As discussed in a recent post, for the last few years power consumption has become one of the predominant issues in chip design, leading the industry down the path to multi-core processors and beyond. But clever architectural designs and sophisticated circuit techniques are only a few of a myriad of ways in dealing with the problem – how about improving the way chips are being cooled? This might seem at first like a band aid for power inefficient design, until the realization sets in that the industry is way past the point where a band aid might help and that already there are major problem with cooling chips; simply take a look at some of the monstrosities that can be found in desktop PCs and servers these days. Well, there might be some relief on the horizon, curtsey of Purdue University and their recent breakthrough in chip cooling. Using what the team refers to as ionic wind engines, the researchers were able to increase the heat-transfer coefficient by 250% percent when combined with a traditional fan. A higher heat-transfer coefficient indicates a more efficient cooling process, thus leading to a possible decrease in heat-sink and fan sizes that might be required to cool a particular component, which in turn might enable thinner electronic devices.

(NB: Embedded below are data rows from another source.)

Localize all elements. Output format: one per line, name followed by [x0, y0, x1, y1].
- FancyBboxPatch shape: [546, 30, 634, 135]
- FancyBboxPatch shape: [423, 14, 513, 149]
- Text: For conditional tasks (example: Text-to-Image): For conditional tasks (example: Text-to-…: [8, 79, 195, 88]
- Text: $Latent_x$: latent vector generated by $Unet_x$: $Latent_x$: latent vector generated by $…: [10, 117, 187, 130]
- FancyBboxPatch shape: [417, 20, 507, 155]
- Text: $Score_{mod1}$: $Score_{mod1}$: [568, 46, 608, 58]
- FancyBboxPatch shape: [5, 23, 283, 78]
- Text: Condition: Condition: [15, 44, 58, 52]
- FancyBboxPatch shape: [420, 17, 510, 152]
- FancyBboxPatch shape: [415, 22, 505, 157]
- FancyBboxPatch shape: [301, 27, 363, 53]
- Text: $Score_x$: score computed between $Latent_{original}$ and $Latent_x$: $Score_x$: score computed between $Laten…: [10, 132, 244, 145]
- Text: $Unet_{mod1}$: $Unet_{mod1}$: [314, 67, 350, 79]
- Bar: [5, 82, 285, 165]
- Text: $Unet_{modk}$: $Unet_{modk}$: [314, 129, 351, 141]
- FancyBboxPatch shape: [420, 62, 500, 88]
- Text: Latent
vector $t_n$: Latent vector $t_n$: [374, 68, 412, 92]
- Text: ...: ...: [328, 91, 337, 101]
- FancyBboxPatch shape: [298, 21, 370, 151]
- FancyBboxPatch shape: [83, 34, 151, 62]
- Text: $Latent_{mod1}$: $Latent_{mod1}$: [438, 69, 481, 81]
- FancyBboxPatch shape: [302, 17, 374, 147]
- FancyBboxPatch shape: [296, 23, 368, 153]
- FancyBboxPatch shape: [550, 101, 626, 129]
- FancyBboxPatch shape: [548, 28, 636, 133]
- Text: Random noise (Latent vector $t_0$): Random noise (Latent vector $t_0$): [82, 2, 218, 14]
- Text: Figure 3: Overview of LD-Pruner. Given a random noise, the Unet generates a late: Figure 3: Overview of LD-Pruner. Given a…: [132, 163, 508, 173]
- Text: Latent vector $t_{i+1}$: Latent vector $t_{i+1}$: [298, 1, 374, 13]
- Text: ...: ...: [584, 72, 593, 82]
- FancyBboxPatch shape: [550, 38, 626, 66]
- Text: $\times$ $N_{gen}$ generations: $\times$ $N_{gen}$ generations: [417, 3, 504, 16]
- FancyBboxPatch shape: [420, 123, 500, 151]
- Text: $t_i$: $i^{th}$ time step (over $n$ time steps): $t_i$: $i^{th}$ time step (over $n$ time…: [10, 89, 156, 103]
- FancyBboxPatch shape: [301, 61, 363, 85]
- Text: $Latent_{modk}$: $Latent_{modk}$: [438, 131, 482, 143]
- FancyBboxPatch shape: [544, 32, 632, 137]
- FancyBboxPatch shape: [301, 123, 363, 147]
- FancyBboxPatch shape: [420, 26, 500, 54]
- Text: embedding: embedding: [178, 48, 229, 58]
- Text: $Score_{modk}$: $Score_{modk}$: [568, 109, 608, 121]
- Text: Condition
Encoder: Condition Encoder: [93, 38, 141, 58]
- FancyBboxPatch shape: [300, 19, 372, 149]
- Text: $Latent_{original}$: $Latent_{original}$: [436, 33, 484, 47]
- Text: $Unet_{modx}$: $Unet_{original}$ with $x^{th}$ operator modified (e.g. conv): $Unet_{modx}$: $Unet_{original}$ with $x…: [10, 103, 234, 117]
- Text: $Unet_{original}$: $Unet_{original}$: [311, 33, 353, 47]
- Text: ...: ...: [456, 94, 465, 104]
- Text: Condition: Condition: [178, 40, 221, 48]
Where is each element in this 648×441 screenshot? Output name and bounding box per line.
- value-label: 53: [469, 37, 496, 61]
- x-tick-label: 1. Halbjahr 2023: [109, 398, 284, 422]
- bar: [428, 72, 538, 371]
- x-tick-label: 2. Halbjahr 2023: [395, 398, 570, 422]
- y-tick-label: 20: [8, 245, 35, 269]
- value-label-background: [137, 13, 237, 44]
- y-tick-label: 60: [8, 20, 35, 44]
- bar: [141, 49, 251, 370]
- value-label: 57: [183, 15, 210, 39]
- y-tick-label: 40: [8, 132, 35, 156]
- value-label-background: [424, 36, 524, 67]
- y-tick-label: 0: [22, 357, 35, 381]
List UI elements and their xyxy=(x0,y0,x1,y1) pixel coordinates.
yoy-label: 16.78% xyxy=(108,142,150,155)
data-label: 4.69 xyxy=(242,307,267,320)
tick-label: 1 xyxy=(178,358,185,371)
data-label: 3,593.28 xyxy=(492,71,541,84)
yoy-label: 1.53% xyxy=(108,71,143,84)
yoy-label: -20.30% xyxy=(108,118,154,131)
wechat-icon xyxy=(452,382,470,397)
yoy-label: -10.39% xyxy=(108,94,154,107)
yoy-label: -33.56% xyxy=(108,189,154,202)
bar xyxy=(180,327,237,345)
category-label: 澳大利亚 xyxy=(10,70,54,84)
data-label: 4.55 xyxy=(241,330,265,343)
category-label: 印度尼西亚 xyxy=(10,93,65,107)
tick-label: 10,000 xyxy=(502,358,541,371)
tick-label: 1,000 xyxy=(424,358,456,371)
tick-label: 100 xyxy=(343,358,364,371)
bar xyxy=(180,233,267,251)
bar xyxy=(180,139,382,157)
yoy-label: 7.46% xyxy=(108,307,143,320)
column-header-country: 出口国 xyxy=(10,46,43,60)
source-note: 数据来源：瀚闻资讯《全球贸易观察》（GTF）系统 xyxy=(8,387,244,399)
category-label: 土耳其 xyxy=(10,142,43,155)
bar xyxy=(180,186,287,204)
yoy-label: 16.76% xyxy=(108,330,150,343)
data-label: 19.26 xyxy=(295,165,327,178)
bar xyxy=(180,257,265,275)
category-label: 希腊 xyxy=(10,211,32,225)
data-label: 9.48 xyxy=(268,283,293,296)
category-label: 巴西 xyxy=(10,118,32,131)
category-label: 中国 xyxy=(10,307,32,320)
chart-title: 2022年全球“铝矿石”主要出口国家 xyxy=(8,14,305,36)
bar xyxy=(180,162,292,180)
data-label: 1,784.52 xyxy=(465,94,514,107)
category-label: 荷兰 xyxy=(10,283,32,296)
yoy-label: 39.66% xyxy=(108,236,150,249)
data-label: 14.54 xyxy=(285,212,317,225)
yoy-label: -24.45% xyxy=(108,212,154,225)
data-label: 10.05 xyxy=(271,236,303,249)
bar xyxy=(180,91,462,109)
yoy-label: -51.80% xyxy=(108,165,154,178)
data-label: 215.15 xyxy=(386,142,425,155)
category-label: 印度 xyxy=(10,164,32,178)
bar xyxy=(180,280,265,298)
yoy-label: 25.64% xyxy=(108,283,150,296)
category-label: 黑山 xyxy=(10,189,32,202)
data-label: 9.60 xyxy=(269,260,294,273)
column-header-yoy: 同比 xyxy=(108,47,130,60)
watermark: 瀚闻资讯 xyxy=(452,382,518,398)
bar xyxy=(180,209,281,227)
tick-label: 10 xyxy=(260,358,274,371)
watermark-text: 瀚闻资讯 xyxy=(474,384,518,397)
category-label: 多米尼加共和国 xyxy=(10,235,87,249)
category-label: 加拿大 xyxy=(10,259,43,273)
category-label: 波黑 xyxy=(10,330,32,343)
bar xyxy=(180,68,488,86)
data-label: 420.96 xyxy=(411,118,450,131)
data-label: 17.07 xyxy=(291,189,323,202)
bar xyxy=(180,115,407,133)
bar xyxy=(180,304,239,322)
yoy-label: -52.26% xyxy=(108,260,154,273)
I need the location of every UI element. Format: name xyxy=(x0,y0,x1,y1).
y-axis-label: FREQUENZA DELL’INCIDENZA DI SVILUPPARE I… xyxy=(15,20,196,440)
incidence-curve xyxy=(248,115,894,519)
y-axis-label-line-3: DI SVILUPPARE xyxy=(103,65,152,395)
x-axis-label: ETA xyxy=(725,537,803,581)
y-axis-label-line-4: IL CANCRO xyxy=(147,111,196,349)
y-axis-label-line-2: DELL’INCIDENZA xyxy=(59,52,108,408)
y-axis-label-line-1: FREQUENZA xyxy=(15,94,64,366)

The key idea that leads to the vastly improved heat-transfer coefficient lies in the research team’s ability to increase the airflow at the surface of the chip, which is where the ionic wind engines come into play. These engines are created through closely spaced electrodes near the chip surface. When voltage is applied, electrically charge atoms, or ions, travel between the negatively charged electrode and the positively charged electrode. However, on their journey they encounter positively charged air particles, and become positively charged atoms themselves. Instead of continuing their journey the positively charged atoms do a u-turn so to say and proceed back to the negative electrode, thus completing the ionic wind engine. The oppositely charged electrodes are not placed next to each other as one might initially assume, but rather are placed vertically on top of each other with a fixed spacing in-between. This minimizes the no-slip effect that is caused when air flows over an object, by ensuring that the molecules closest to the surface of the object don’t remain stationary. In other words, the ionic wind engines ensure there is a good molecule circulation away from the chip surface, where it is needed most – which is not the case with traditional air-based cooling.
There is still plenty of work that needs to be done and commercial applications are not expected for at least another three years by which time the team hopes to have the technology working reliably at the micron scale. Nevertheless, some cooling relief seems to be on the horizon.